DIE FURCHE: Und das Kindergarten- und Hortwesen wird ausschließlich auf Landesebene geregelt?
Stöger: Ja. Die Verfassung sieht vor, dass dies im Landesrecht verankert ist. Erst ab der Volksschule werden vom Bund Rahmenbedingungen vorgegeben.

DIE FURCHE: Wir schreiben das Jahr 2021. Wie zeitgemäß ist diese Praxis noch?
Stöger: Die Idee dahinter ist, dass man sich überlegt, wie nahe eine Institution am Menschen zu sein hat. Je mehr die Gesamtbevölkerung inkludiert ist, desto mehr Sinn macht es, die Bildungsstätte niederschwellig, also in Bezug auf die Verwaltungsebene, zu organisieren. Damit die Leistungen vergleichbar sind, gibt es die Grundsatzvorgaben des Bundes. Und ja, das haben wir im Bereich des Kindergartens so nicht.

DIE FURCHE: Und warum nicht?
Stöger:
Das müssen Sie Bildungspolitiker bzw. -wissenschaftler fragen. Aus juristischer Sicht ist die aktuelle Vorgangsweise korrekt. Ich gehe davon aus, dass man keine Notwendigkeit gesehen hat, im Kindergartenwesen einen einheitlichen Ablauf vorzugeben, abgesehen vom verpflichtenden Kindergartenjahr.

In Sachen Kompetenzverteilung gilt es hier, bis zum Reichsvolksschulgesetz zurückzugehen.

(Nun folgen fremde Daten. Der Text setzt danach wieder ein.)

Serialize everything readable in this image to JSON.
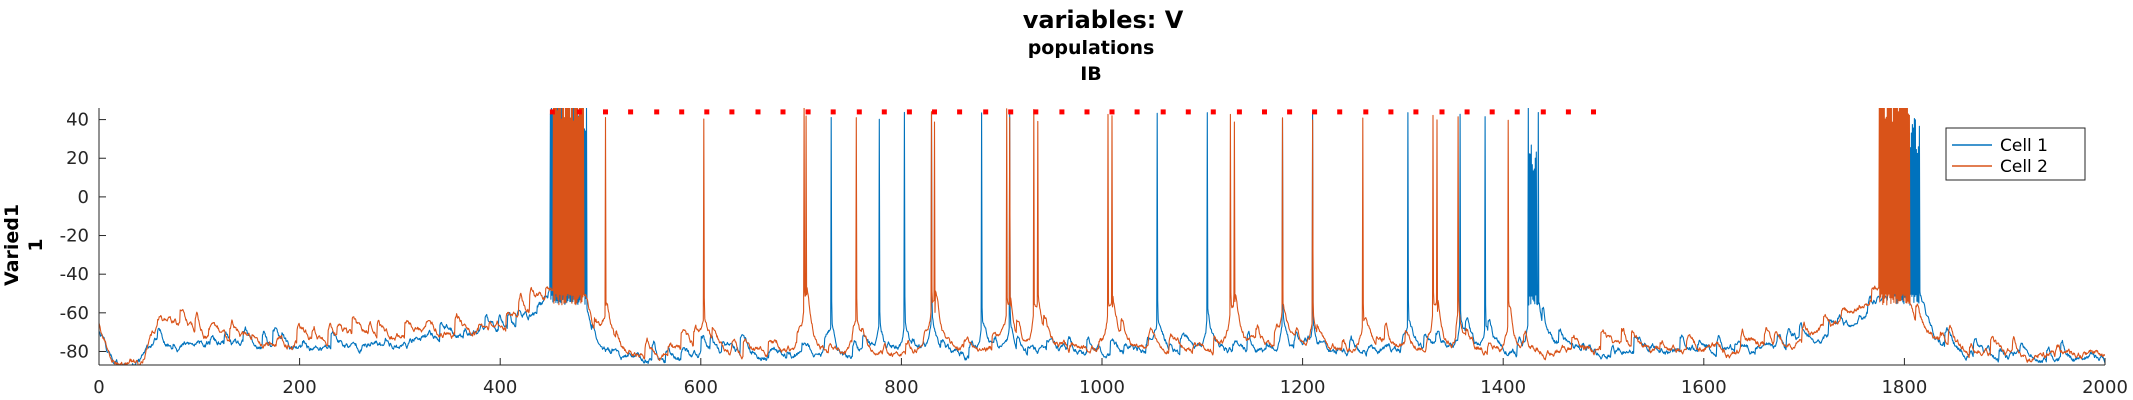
{
  "chart_data": {
    "type": "line",
    "title": "variables: V",
    "subtitle_lines": [
      "populations",
      "IB"
    ],
    "ylabel_lines": [
      "Varied1",
      "1"
    ],
    "xlabel": "",
    "xlim": [
      0,
      2000
    ],
    "ylim": [
      -87,
      46
    ],
    "xticks": [
      0,
      200,
      400,
      600,
      800,
      1000,
      1200,
      1400,
      1600,
      1800,
      2000
    ],
    "yticks": [
      -80,
      -60,
      -40,
      -20,
      0,
      20,
      40
    ],
    "grid": false,
    "legend_position": "top-right",
    "colors": {
      "cell1": "#0072BD",
      "cell2": "#D95319",
      "markers": "#FF0000",
      "axis": "#262626"
    },
    "series": [
      {
        "name": "Cell 1",
        "baseline": [
          [
            0,
            -70
          ],
          [
            10,
            -82
          ],
          [
            20,
            -87
          ],
          [
            40,
            -87
          ],
          [
            55,
            -75
          ],
          [
            100,
            -78
          ],
          [
            200,
            -80
          ],
          [
            300,
            -76
          ],
          [
            380,
            -70
          ],
          [
            420,
            -66
          ],
          [
            445,
            -57
          ],
          [
            450,
            -56
          ],
          [
            485,
            -56
          ],
          [
            495,
            -75
          ],
          [
            520,
            -85
          ],
          [
            600,
            -83
          ],
          [
            800,
            -82
          ],
          [
            1000,
            -81
          ],
          [
            1200,
            -80
          ],
          [
            1400,
            -79
          ],
          [
            1500,
            -80
          ],
          [
            1600,
            -81
          ],
          [
            1700,
            -77
          ],
          [
            1750,
            -65
          ],
          [
            1775,
            -53
          ],
          [
            1815,
            -53
          ],
          [
            1830,
            -75
          ],
          [
            1870,
            -82
          ],
          [
            1950,
            -83
          ],
          [
            2000,
            -84
          ]
        ],
        "bursts": [
          [
            450,
            486,
            22,
            30
          ],
          [
            1789,
            1815,
            12,
            30
          ],
          [
            1426,
            1433,
            4,
            30
          ]
        ],
        "spikes": [
          454,
          730,
          778,
          803,
          830,
          880,
          908,
          1055,
          1105,
          1180,
          1210,
          1305,
          1357,
          1382,
          1425,
          1430,
          1435
        ],
        "spike_peak": 44
      },
      {
        "name": "Cell 2",
        "baseline": [
          [
            0,
            -65
          ],
          [
            10,
            -78
          ],
          [
            20,
            -85
          ],
          [
            40,
            -86
          ],
          [
            55,
            -70
          ],
          [
            70,
            -64
          ],
          [
            100,
            -72
          ],
          [
            200,
            -75
          ],
          [
            300,
            -72
          ],
          [
            380,
            -68
          ],
          [
            420,
            -65
          ],
          [
            445,
            -54
          ],
          [
            450,
            -53
          ],
          [
            485,
            -53
          ],
          [
            495,
            -72
          ],
          [
            520,
            -82
          ],
          [
            600,
            -80
          ],
          [
            800,
            -80
          ],
          [
            1000,
            -79
          ],
          [
            1200,
            -78
          ],
          [
            1400,
            -79
          ],
          [
            1500,
            -79
          ],
          [
            1600,
            -80
          ],
          [
            1700,
            -75
          ],
          [
            1750,
            -60
          ],
          [
            1770,
            -52
          ],
          [
            1800,
            -52
          ],
          [
            1815,
            -70
          ],
          [
            1870,
            -82
          ],
          [
            1950,
            -81
          ],
          [
            2000,
            -82
          ]
        ],
        "bursts": [
          [
            453,
            483,
            30,
            30
          ],
          [
            1775,
            1805,
            26,
            40
          ]
        ],
        "spikes": [
          505,
          603,
          703,
          705,
          755,
          830,
          833,
          905,
          908,
          932,
          936,
          1006,
          1010,
          1128,
          1132,
          1180,
          1210,
          1260,
          1330,
          1334,
          1355,
          1405
        ],
        "spike_peak": 42
      }
    ],
    "marker_times": [
      452,
      479,
      505,
      530,
      556,
      581,
      606,
      631,
      657,
      682,
      707,
      732,
      758,
      783,
      808,
      833,
      858,
      884,
      909,
      934,
      960,
      985,
      1010,
      1035,
      1061,
      1086,
      1111,
      1137,
      1162,
      1187,
      1212,
      1237,
      1263,
      1288,
      1313,
      1339,
      1364,
      1389,
      1414,
      1440,
      1465,
      1490
    ],
    "marker_value": 44
  }
}
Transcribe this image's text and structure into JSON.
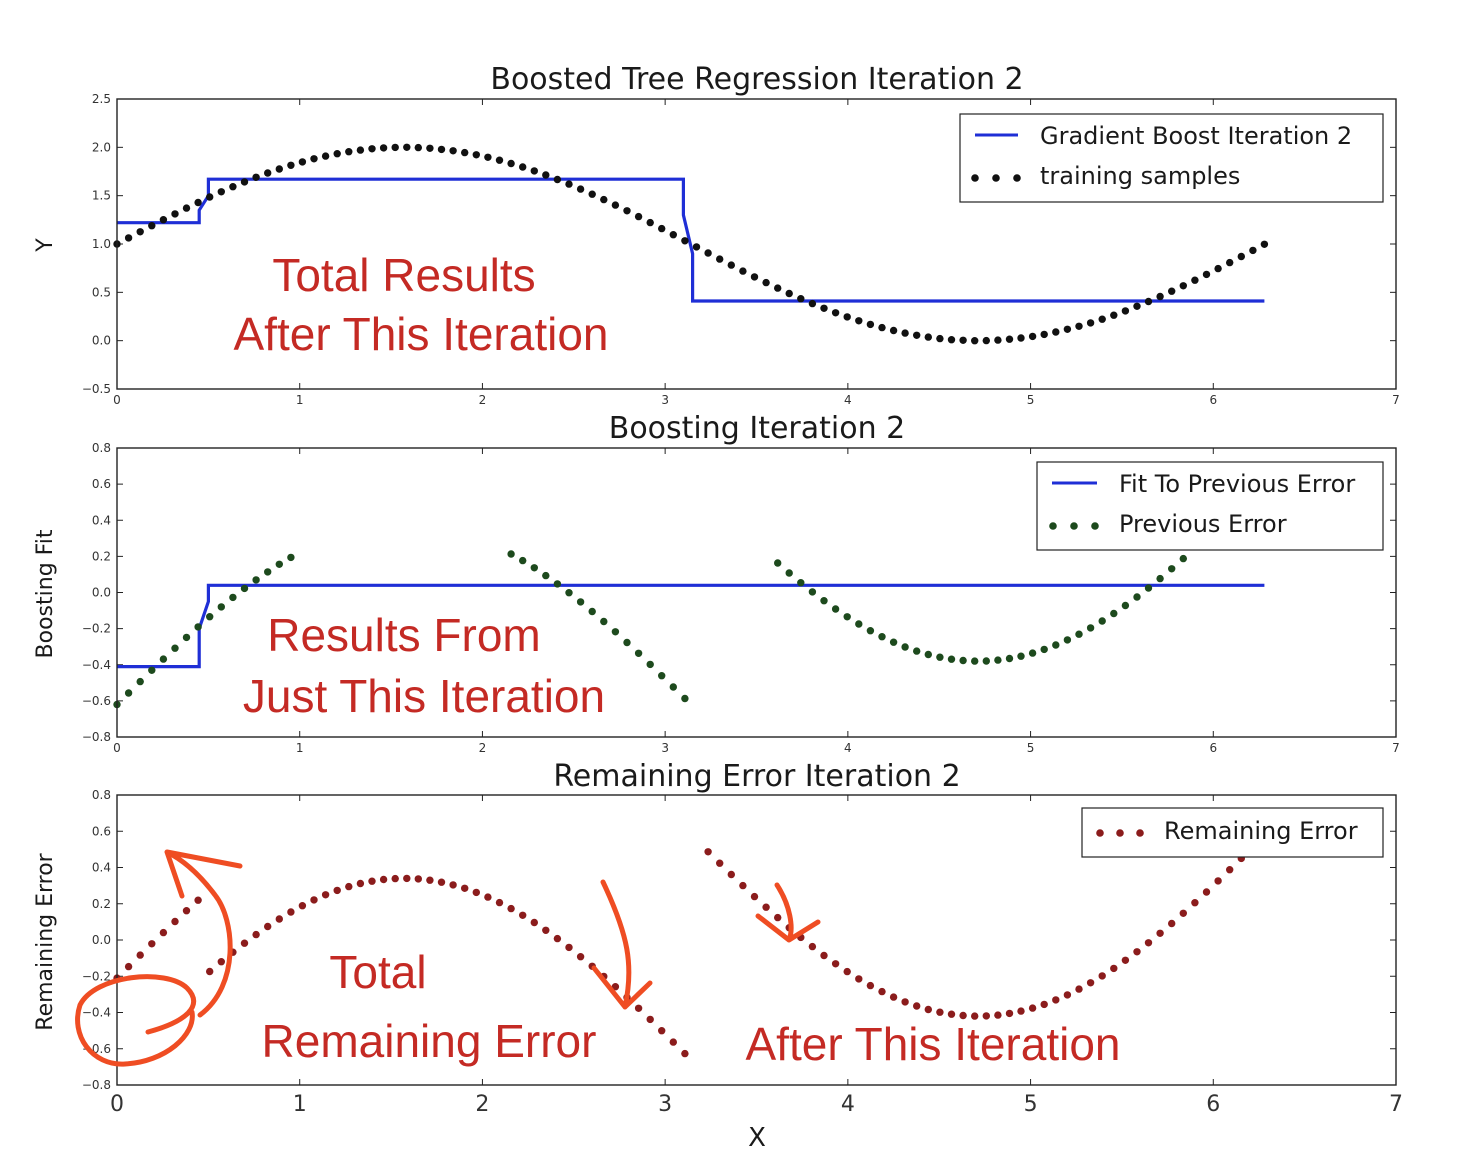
{
  "colors": {
    "blue_line": "#1f2fd6",
    "black_points": "#111111",
    "green_points": "#1d4a1d",
    "red_points": "#8b1c1c",
    "annotation_text": "#c42a24",
    "pen_ink": "#ef4d23"
  },
  "chart_data": [
    {
      "type": "line",
      "title": "Boosted Tree Regression Iteration 2",
      "xlabel": "",
      "ylabel": "Y",
      "xlim": [
        0,
        7
      ],
      "ylim": [
        -0.5,
        2.5
      ],
      "xticks": [
        "0",
        "1",
        "2",
        "3",
        "4",
        "5",
        "6",
        "7"
      ],
      "yticks": [
        "−0.5",
        "0.0",
        "0.5",
        "1.0",
        "1.5",
        "2.0",
        "2.5"
      ],
      "legend_position": "top-right",
      "series": [
        {
          "name": "Gradient Boost Iteration 2",
          "style": "step-line",
          "x": [
            0,
            0.45,
            0.45,
            0.5,
            0.5,
            3.1,
            3.1,
            3.15,
            3.15,
            6.28
          ],
          "y": [
            1.22,
            1.22,
            1.35,
            1.5,
            1.67,
            1.67,
            1.3,
            0.9,
            0.41,
            0.41
          ]
        },
        {
          "name": "training samples",
          "style": "points",
          "points_function": "1 + sin(x)",
          "x_range": [
            0,
            6.28
          ],
          "n_points": 100
        }
      ],
      "annotations": [
        "Total Results",
        "After This Iteration"
      ]
    },
    {
      "type": "line",
      "title": "Boosting Iteration 2",
      "xlabel": "",
      "ylabel": "Boosting Fit",
      "xlim": [
        0,
        7
      ],
      "ylim": [
        -0.8,
        0.8
      ],
      "xticks": [
        "0",
        "1",
        "2",
        "3",
        "4",
        "5",
        "6",
        "7"
      ],
      "yticks": [
        "−0.8",
        "−0.6",
        "−0.4",
        "−0.2",
        "0.0",
        "0.2",
        "0.4",
        "0.6",
        "0.8"
      ],
      "legend_position": "top-right",
      "series": [
        {
          "name": "Fit To Previous Error",
          "style": "step-line",
          "x": [
            0,
            0.45,
            0.45,
            0.5,
            0.5,
            6.28
          ],
          "y": [
            -0.41,
            -0.41,
            -0.2,
            -0.05,
            0.04,
            0.04
          ]
        },
        {
          "name": "Previous Error",
          "style": "points",
          "points_function": "if x<3.14: sin(x)-0.62 ; else sin(x)+0.62",
          "x_range": [
            0,
            6.28
          ],
          "n_points": 100,
          "visible_ymax": 0.22
        }
      ],
      "annotations": [
        "Results From",
        "Just This Iteration"
      ]
    },
    {
      "type": "scatter",
      "title": "Remaining Error Iteration 2",
      "xlabel": "X",
      "ylabel": "Remaining Error",
      "xlim": [
        0,
        7
      ],
      "ylim": [
        -0.8,
        0.8
      ],
      "xticks": [
        "0",
        "1",
        "2",
        "3",
        "4",
        "5",
        "6",
        "7"
      ],
      "yticks": [
        "−0.8",
        "−0.6",
        "−0.4",
        "−0.2",
        "0.0",
        "0.2",
        "0.4",
        "0.6",
        "0.8"
      ],
      "legend_position": "top-right",
      "series": [
        {
          "name": "Remaining Error",
          "style": "points",
          "points_function": "x<0.5: sin(x)-0.21 ; 0.5<=x<3.14: sin(x)-0.66 ; x>=3.14: sin(x)+0.58",
          "x_range": [
            0,
            6.28
          ],
          "n_points": 100,
          "visible_ymax": 0.5
        }
      ],
      "annotations": [
        "Total",
        "Remaining Error",
        "After This Iteration"
      ]
    }
  ]
}
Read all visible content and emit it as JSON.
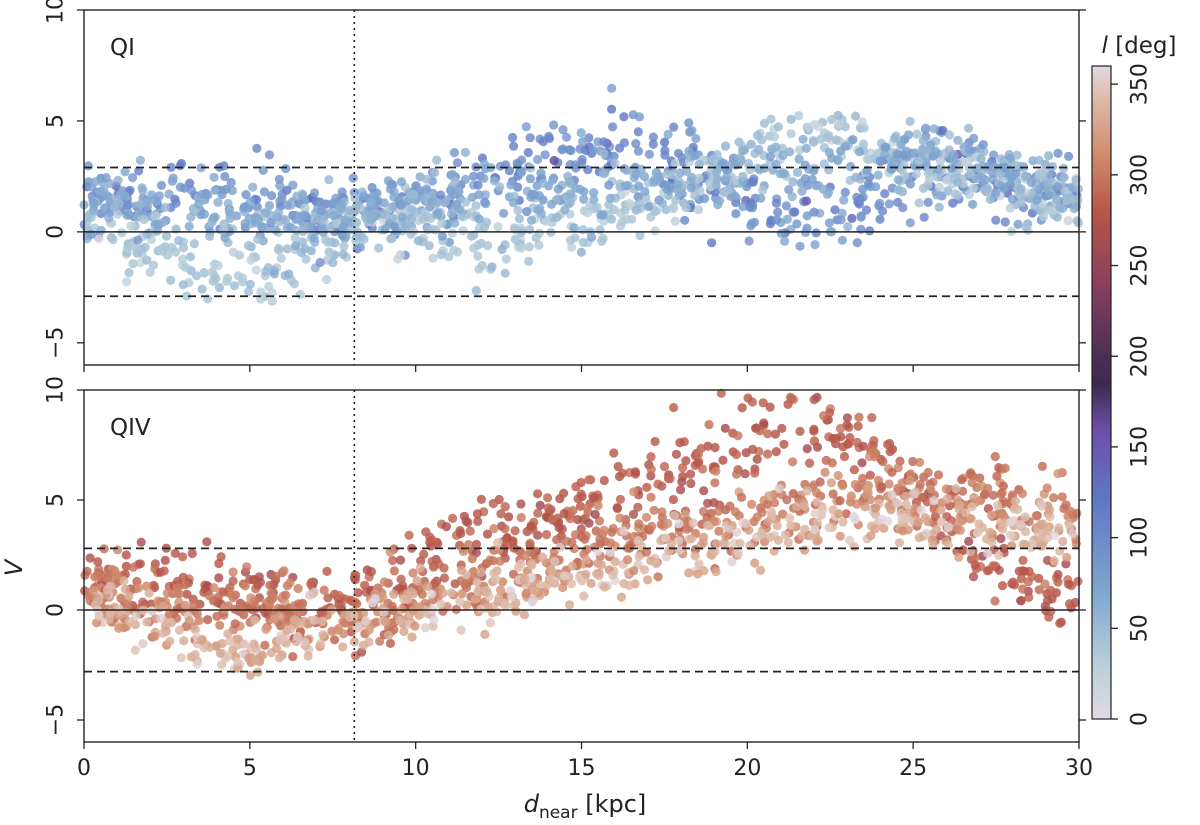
{
  "chart_data": {
    "type": "scatter",
    "x_label_main": "d",
    "x_label_sub": "near",
    "x_label_unit": " [kpc]",
    "y_label": "V",
    "xlim": [
      0,
      30
    ],
    "x_ticks": [
      0,
      5,
      10,
      15,
      20,
      25,
      30
    ],
    "x_tick_labels": [
      "0",
      "5",
      "10",
      "15",
      "20",
      "25",
      "30"
    ],
    "vertical_dotted_line_x": 8.15,
    "colorbar": {
      "title_var": "l",
      "title_unit": " [deg]",
      "range": [
        0,
        360
      ],
      "ticks": [
        0,
        50,
        100,
        150,
        200,
        250,
        300,
        350
      ],
      "tick_labels": [
        "0",
        "50",
        "100",
        "150",
        "200",
        "250",
        "300",
        "350"
      ],
      "colormap": "twilight",
      "stops": [
        {
          "v": 0,
          "color": "#e2d9e2"
        },
        {
          "v": 30,
          "color": "#b9cfd8"
        },
        {
          "v": 70,
          "color": "#7fa6cf"
        },
        {
          "v": 120,
          "color": "#6078c6"
        },
        {
          "v": 160,
          "color": "#6b4ea8"
        },
        {
          "v": 185,
          "color": "#3b2a4d"
        },
        {
          "v": 200,
          "color": "#4a2f55"
        },
        {
          "v": 240,
          "color": "#8a3f5f"
        },
        {
          "v": 280,
          "color": "#b85648"
        },
        {
          "v": 310,
          "color": "#cf8a6a"
        },
        {
          "v": 340,
          "color": "#dcb8a4"
        },
        {
          "v": 360,
          "color": "#e2d9e2"
        }
      ]
    },
    "panels": [
      {
        "label": "QI",
        "ylim": [
          -6,
          10
        ],
        "y_ticks": [
          -5,
          0,
          5,
          10
        ],
        "y_tick_labels": [
          "−5",
          "0",
          "5",
          "10"
        ],
        "hlines": [
          {
            "y": 0,
            "style": "solid"
          },
          {
            "y": 2.9,
            "style": "dashed"
          },
          {
            "y": -2.9,
            "style": "dashed"
          }
        ],
        "series": [
          {
            "name": "blue band",
            "l": 95,
            "spread": 18,
            "x": [
              0,
              1,
              2,
              3,
              4,
              5,
              6,
              7,
              8,
              9,
              10,
              11,
              12,
              13,
              14,
              15,
              16,
              17,
              18,
              19,
              20,
              21,
              22,
              23,
              24,
              25,
              26,
              27,
              28,
              29,
              30
            ],
            "y": [
              1.2,
              1.4,
              1.6,
              1.8,
              1.7,
              1.6,
              1.4,
              1.0,
              0.7,
              0.8,
              1.0,
              1.6,
              2.3,
              2.8,
              3.3,
              3.8,
              4.2,
              3.8,
              3.0,
              2.2,
              1.4,
              0.6,
              0.4,
              1.0,
              1.8,
              2.3,
              2.6,
              2.4,
              2.1,
              1.9,
              1.8
            ],
            "y_scatter": 1.5
          },
          {
            "name": "pale lower band",
            "l": 40,
            "spread": 10,
            "x": [
              0,
              1,
              2,
              3,
              4,
              5,
              6,
              7,
              8,
              9,
              10,
              11,
              12,
              13,
              14,
              15,
              16,
              17,
              18,
              19,
              20,
              21,
              22,
              23,
              24,
              25,
              26,
              27,
              28,
              29,
              30
            ],
            "y": [
              0.5,
              0.0,
              -0.8,
              -1.6,
              -2.2,
              -2.0,
              -1.4,
              -0.8,
              0.0,
              0.4,
              0.4,
              0.1,
              -0.5,
              -0.5,
              0.3,
              0.6,
              0.8,
              1.3,
              1.8,
              2.5,
              3.3,
              4.0,
              4.5,
              4.3,
              3.6,
              3.0,
              2.5,
              2.2,
              1.8,
              1.5,
              1.2
            ],
            "y_scatter": 1.3
          },
          {
            "name": "mid band",
            "l": 65,
            "spread": 12,
            "x": [
              0,
              2,
              4,
              6,
              8,
              10,
              12,
              14,
              16,
              18,
              20,
              22,
              24,
              26,
              28,
              30
            ],
            "y": [
              1.5,
              1.0,
              0.6,
              0.5,
              0.8,
              1.5,
              1.8,
              1.6,
              1.9,
              2.6,
              3.0,
              2.6,
              3.3,
              3.8,
              2.6,
              1.8
            ],
            "y_scatter": 1.1
          }
        ]
      },
      {
        "label": "QIV",
        "ylim": [
          -6,
          10
        ],
        "y_ticks": [
          -5,
          0,
          5,
          10
        ],
        "y_tick_labels": [
          "−5",
          "0",
          "5",
          "10"
        ],
        "hlines": [
          {
            "y": 0,
            "style": "solid"
          },
          {
            "y": 2.8,
            "style": "dashed"
          },
          {
            "y": -2.8,
            "style": "dashed"
          }
        ],
        "series": [
          {
            "name": "dark red band",
            "l": 282,
            "spread": 10,
            "x": [
              0,
              1,
              2,
              3,
              4,
              5,
              6,
              7,
              8,
              9,
              10,
              11,
              12,
              13,
              14,
              15,
              16,
              17,
              18,
              19,
              20,
              21,
              22,
              23,
              24,
              25,
              26,
              27,
              28,
              29,
              30
            ],
            "y": [
              1.5,
              1.3,
              1.2,
              1.0,
              0.8,
              0.6,
              0.3,
              0.0,
              0.2,
              1.2,
              2.2,
              2.8,
              3.0,
              3.4,
              4.0,
              4.6,
              5.2,
              5.8,
              6.4,
              7.0,
              7.8,
              8.5,
              8.6,
              8.2,
              7.0,
              5.5,
              4.0,
              2.4,
              1.4,
              0.8,
              0.6
            ],
            "y_scatter": 1.5
          },
          {
            "name": "orange band",
            "l": 300,
            "spread": 10,
            "x": [
              0,
              1,
              2,
              3,
              4,
              5,
              6,
              7,
              8,
              9,
              10,
              11,
              12,
              13,
              14,
              15,
              16,
              17,
              18,
              19,
              20,
              21,
              22,
              23,
              24,
              25,
              26,
              27,
              28,
              29,
              30
            ],
            "y": [
              0.8,
              0.6,
              0.4,
              0.2,
              0.1,
              0.2,
              0.3,
              0.0,
              -0.3,
              0.0,
              0.4,
              0.8,
              1.4,
              1.8,
              2.3,
              2.6,
              3.0,
              3.4,
              3.7,
              4.0,
              4.3,
              4.6,
              5.0,
              5.3,
              5.5,
              5.6,
              5.4,
              5.2,
              5.0,
              4.8,
              4.6
            ],
            "y_scatter": 1.4
          },
          {
            "name": "pale band",
            "l": 335,
            "spread": 12,
            "x": [
              0,
              1,
              2,
              3,
              4,
              5,
              6,
              7,
              8,
              9,
              10,
              11,
              12,
              13,
              14,
              15,
              16,
              17,
              18,
              19,
              20,
              21,
              22,
              23,
              24,
              25,
              26,
              27,
              28,
              29,
              30
            ],
            "y": [
              0.5,
              0.2,
              -0.4,
              -1.2,
              -1.9,
              -2.4,
              -1.2,
              -0.5,
              -0.3,
              -0.2,
              0.0,
              0.2,
              0.5,
              0.8,
              1.2,
              1.6,
              1.9,
              2.2,
              2.6,
              3.0,
              3.4,
              3.9,
              4.2,
              4.4,
              4.3,
              4.2,
              4.0,
              3.8,
              3.6,
              3.4,
              3.2
            ],
            "y_scatter": 1.2
          }
        ]
      }
    ]
  }
}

Erst ab der Volksschule werden Rahmenbedingungen vorgegeben.

Karl Stöger

DIE FURCHE: Bildungswissenschaftler(innen) betonen längst die Wichtigkeit von elementarpädagogischen Einrichtungen. Was braucht es also, damit die Politik darauf reagiert?
Stöger:
Dann muss die Verfassung geändert werden. Dafür braucht es eine Zweidrittel-Mehrheit im Parlament. Dann muss nicht nur die Regierung, sondern auch die Opposition mitstimmen. Hinzu kommt: Soweit Kompetenzen der Länder eingeschränkt werden, muss der Bundesrat, also die Kammer der Länder, zustimmen. Erst dann ist es möglich, auf der Ebene der einfachen Gesetze entsprechende neue Strukturen aufzubauen.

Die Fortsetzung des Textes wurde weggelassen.